| J開幕当初のように、常に満員のスタジアムでプレーすることは全選手の希望でもあり、サッカー界が望んでいる理想の姿でもある。そこで、そんな理想に近づけるための「サッカー人気向上案」を、全チームに訪問して選手側からの視点で自由に語ってもらった。どんなアイディアが出るのか、ご期待ください。
― サッカーの人気を上げていくためには、どんなことが必要になるでしょうか。
茂木 神戸が盛り上がっていくためには、チームが強くなることがまず大事ですし、あとはファンとの触れ合いとか…例えば、サッカー教室で触れ合っていくような、地道な活動が必要だと思います。
田中 僕もそうだと思います。まだ、神戸の人たちとの触れ合いが少ないと思うんですよね。今も地域活動はやっていますが、「神戸にヴィッセルあり!」となるように、もっともっと活動できればと思います。

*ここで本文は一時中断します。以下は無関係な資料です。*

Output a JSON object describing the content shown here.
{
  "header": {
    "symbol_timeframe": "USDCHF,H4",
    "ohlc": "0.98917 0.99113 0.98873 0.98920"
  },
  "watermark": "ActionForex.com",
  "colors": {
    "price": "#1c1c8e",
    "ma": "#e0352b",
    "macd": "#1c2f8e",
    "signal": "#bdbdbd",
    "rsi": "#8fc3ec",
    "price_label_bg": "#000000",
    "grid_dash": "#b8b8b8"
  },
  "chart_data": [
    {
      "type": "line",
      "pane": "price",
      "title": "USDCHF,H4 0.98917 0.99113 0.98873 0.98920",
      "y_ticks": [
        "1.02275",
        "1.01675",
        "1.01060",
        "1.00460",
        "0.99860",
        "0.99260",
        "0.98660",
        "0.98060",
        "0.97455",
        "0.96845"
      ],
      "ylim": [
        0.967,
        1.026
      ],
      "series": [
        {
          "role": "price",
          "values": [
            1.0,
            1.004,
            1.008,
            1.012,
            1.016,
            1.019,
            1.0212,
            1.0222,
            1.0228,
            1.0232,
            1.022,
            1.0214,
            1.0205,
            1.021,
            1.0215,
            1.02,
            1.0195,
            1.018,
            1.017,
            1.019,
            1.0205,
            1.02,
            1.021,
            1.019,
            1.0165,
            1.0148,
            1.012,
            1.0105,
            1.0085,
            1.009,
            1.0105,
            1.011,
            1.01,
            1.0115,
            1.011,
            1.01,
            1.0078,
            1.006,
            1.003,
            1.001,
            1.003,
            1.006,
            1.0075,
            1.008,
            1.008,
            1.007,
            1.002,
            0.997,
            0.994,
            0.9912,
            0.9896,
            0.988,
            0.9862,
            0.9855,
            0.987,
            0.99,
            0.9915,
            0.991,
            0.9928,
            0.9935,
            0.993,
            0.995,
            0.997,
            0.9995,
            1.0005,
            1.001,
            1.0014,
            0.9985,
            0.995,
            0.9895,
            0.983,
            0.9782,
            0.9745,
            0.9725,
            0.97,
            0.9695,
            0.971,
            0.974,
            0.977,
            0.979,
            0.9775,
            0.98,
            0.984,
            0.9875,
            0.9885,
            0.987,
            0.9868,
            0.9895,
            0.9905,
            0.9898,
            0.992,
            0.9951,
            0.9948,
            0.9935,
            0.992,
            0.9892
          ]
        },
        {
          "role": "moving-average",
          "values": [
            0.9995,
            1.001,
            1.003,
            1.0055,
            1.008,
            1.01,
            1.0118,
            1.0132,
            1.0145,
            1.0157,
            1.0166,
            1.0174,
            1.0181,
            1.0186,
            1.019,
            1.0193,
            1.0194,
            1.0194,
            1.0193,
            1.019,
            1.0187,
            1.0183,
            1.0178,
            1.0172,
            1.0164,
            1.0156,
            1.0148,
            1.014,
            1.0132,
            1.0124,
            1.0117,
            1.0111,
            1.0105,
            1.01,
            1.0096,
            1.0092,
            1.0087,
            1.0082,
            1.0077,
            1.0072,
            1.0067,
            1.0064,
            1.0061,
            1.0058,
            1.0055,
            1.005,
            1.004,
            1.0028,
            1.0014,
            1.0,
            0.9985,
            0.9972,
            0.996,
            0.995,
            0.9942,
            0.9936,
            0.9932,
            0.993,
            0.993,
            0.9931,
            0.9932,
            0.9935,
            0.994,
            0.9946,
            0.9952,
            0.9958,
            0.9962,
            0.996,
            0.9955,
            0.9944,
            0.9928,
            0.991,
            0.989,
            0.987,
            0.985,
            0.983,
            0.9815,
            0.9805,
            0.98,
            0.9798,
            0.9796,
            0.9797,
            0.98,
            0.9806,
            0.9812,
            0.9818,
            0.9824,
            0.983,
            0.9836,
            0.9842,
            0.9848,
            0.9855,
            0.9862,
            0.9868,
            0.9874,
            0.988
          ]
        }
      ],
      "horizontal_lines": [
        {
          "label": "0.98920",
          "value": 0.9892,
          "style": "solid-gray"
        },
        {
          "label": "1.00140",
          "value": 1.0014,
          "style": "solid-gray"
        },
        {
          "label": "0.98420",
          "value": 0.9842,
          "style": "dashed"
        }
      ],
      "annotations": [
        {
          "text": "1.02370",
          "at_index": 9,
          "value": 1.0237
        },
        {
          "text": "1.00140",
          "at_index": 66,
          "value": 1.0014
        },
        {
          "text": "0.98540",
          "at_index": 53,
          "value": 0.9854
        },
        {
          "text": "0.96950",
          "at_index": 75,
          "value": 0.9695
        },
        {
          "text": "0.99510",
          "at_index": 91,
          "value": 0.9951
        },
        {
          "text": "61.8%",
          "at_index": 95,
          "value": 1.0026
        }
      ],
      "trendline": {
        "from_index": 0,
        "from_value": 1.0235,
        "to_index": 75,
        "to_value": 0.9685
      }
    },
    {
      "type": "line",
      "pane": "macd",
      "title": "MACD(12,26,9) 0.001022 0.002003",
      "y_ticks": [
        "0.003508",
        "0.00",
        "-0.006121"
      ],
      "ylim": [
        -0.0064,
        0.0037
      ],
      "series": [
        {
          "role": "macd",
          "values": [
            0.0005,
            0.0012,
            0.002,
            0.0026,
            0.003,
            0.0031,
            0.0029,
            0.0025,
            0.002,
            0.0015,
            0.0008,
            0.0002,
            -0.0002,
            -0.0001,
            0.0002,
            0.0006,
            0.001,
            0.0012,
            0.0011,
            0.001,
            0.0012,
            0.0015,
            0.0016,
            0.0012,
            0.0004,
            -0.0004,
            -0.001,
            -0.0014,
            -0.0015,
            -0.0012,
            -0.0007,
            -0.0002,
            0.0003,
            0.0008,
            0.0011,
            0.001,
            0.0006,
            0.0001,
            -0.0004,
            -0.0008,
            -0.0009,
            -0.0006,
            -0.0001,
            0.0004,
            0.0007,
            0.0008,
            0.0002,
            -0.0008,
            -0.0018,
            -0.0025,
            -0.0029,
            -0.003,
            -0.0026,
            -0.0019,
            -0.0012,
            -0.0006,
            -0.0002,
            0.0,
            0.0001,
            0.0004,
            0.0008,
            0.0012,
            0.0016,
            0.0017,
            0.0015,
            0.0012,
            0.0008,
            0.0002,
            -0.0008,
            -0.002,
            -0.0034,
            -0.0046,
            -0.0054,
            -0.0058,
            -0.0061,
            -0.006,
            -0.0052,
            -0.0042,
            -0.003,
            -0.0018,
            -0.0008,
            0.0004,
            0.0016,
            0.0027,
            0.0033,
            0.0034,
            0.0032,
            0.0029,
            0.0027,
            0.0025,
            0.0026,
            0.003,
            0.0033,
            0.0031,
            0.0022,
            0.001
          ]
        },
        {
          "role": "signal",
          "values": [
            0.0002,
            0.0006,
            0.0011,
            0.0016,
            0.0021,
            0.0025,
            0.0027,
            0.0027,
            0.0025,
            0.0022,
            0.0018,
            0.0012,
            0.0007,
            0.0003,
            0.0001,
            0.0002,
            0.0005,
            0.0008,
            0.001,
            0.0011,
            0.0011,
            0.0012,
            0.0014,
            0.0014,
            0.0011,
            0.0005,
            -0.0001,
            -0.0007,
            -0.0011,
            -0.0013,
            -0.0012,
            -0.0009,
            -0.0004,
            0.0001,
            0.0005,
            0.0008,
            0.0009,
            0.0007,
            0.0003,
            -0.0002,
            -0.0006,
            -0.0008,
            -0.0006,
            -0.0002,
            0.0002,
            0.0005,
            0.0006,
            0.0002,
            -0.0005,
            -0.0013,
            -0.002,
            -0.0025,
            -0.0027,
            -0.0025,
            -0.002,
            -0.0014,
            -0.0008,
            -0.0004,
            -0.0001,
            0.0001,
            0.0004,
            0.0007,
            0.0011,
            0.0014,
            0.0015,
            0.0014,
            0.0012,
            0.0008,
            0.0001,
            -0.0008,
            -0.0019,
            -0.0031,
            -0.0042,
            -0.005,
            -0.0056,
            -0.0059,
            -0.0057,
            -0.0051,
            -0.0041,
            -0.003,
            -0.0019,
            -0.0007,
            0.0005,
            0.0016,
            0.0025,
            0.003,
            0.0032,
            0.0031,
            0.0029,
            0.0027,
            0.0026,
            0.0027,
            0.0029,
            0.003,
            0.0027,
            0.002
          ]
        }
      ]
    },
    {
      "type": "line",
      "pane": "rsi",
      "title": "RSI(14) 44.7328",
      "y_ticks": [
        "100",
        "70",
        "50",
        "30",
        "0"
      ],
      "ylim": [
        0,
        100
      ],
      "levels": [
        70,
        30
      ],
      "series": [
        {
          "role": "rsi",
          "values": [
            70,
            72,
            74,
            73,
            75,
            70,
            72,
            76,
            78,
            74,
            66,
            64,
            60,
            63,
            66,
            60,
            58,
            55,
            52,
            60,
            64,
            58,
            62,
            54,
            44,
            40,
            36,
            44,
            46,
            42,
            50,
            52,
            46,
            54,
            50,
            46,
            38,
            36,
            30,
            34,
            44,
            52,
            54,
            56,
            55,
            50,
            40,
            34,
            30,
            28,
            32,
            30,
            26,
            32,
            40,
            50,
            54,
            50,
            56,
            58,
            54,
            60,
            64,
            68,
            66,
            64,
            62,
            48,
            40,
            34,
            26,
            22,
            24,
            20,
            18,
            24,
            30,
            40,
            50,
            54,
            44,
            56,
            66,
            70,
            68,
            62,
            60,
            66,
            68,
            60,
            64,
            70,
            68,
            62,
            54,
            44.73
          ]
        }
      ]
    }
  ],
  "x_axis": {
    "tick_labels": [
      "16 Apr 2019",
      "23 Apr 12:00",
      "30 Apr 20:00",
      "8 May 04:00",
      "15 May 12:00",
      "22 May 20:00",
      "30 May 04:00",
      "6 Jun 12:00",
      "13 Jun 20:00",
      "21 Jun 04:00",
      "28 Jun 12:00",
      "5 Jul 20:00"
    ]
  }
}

茂木 僕も子どもの頃、Jリーガーにサッカーを教わったことが強く思い出に残っています。そういうことの積み重ねが大事なんじゃないかなって。
― 神戸は小学校訪問なども定期的に行っていますが、そのような活動をさらに増やすということですね。
田中 確かに、子どもとは今までどおり触れ合っていきたいと思いますし、今以上にもやっていくべきだと思うんだけど、年代がもっと上の人たちをサッカーの世界に招待したいですよね。ファミリーもそうですが、年齢層の幅を広くして、中高年の方たちにもスタジアムに来てもらえるようにしたいんですね。そのためにも、僕らのことをもっと知ってもらわなくちゃ。
茂木 そういう機会が必要ですよね。
田中 ライブやコンサートのように、一回試合を見てもらう機会があれば。僕らは、見に来てくれているお客さんに、なんらかの感動を感じてもらいたいと一生懸命にプレーをしていますので、見に来てくれたことのない方たちにその姿を一度でもいいから見て欲しいと思っています。
― テレビや新聞などメディアでのアピールをもっとするといい、ということですよね。
田中 もうちょっと出てもいいんじゃない? ねえ?
茂木 そうですよね。
田中 あとは試合会場でのイベントをやるとか。地元的には、今年はJ1に復帰したこともあって、新聞にはけっこう出してもらっていると思いますが、ヴィッセルだけじゃなくて、サッカー選手全体を通じて、テレビ出演は少ないですよね。
― どちらかが、新キャラになって、ジャンクSPORTSとかに出ていろいろとアピールするとか?
田中 茂木は実はいいキャラなんですよ!(笑)
茂木 そんなことないですよー!(笑)
田中 いやいや、かなり、いい味だしています。でも、そういうのが必要ですよね。
― サッカーもひとつのエンターテインメントでもありますので、そこでも盛り上がりが必要ですよね。
田中 そういうエンターテインメント性は重要なんじゃないですかね。僕も、一応、この髪型はエンターテインメントのつもりでやっているんですけどね!(笑)
茂木 確かに!(笑)
― 話は変わりますが、選手会として集客に繋がる活動とかはやっていませんか?
田中 選手全員で会費を集めて、選手会シートを設けています。今までもずっとやっていたのですが、昨年まではチケットを渡してそのままの状態だったんです。それじゃあいけないってことで、今年から「選手会で購入した年間シートを神戸市に寄贈します」という贈呈式も行って、シートもわかるようにしてもらいました。これで、招待した子供たちがどのあたりにいるかもわかるし、選手会シートへの招待のしがいもあります。
― レイソルがやっているように、選手会でフリーマーケットをして、その収益金で選手会シートをするともっと盛り上がるのでは?
田中 それっていいですよね。今度、選手会で提案してみます。